На Кожина он не смотрел. Ему было невозможно смотреть на Кожина. Куда бы сейчас Рябов ни глядел, ему ни на что не смотрелось: ягоды, яблоки в тазах, разноцветные стекла веранды, детские игрушки, разбросанные по полу, — все это отщелкивалось хрусталиками его глаз, но тут же засвечивалось по пути к осмыслению.
Он спросил:
— Вы допрашивали моего отца. Почему он сознался? Что вы с ним делали?
— Вопросы, наверное, ставил. Улики были.
— Не могло быть никаких улик. И не было их. Вы помните, в чем вы его обвиняли?

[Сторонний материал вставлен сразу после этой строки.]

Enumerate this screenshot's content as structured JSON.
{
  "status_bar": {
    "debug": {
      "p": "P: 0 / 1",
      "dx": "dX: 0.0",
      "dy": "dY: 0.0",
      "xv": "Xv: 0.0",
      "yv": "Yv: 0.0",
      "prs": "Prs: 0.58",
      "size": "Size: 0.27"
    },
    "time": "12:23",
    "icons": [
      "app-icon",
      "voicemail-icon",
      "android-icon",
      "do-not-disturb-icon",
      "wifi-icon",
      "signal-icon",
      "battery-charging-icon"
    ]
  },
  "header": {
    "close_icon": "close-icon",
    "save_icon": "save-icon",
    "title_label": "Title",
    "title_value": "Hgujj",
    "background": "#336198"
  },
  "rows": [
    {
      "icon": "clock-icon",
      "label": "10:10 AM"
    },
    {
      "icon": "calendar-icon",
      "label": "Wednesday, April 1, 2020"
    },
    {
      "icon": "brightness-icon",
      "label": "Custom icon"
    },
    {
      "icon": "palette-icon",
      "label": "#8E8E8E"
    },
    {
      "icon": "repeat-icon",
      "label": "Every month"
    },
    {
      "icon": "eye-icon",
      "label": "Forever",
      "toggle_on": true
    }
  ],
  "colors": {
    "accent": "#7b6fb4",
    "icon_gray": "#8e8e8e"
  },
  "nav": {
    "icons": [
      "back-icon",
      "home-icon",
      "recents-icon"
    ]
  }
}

— Да разве все дела упомнишь? Сами посудите — вон сколько лет прошло… А может, и не я вел.
— Вы вели. Ваша подпись в протоколах.
— Раз подпись, значит, я, — согласился Кожин.
От выпитой водки, от солнца, калившего спину и затылок, его совсем разморило. Дел на сегодня было назначено много: падалку подобрать, протереть смороду, сапоги прохудившиеся заклеить, им сносу не будет, Олешка три дня некупанный, с пятницы, как Варька умотала в город к своему коблу, извести бы подсыпать в парник — закислилась земля, а мужика этого можно бы, конечно, шугануть, да жалко человека, он-то ни при чем, пацаненком был, когда отца взяли, тоже не мед расти без родителей, а сейчас вбили ему в башку про нарушение соцзаконности, по дурости своей думает, что врагов и вовсе не было, наболтали народу зря, теперь и сами не знают, как расхлебать, черноплодку тоже пора снимать, клюют ее дрозды, заразы…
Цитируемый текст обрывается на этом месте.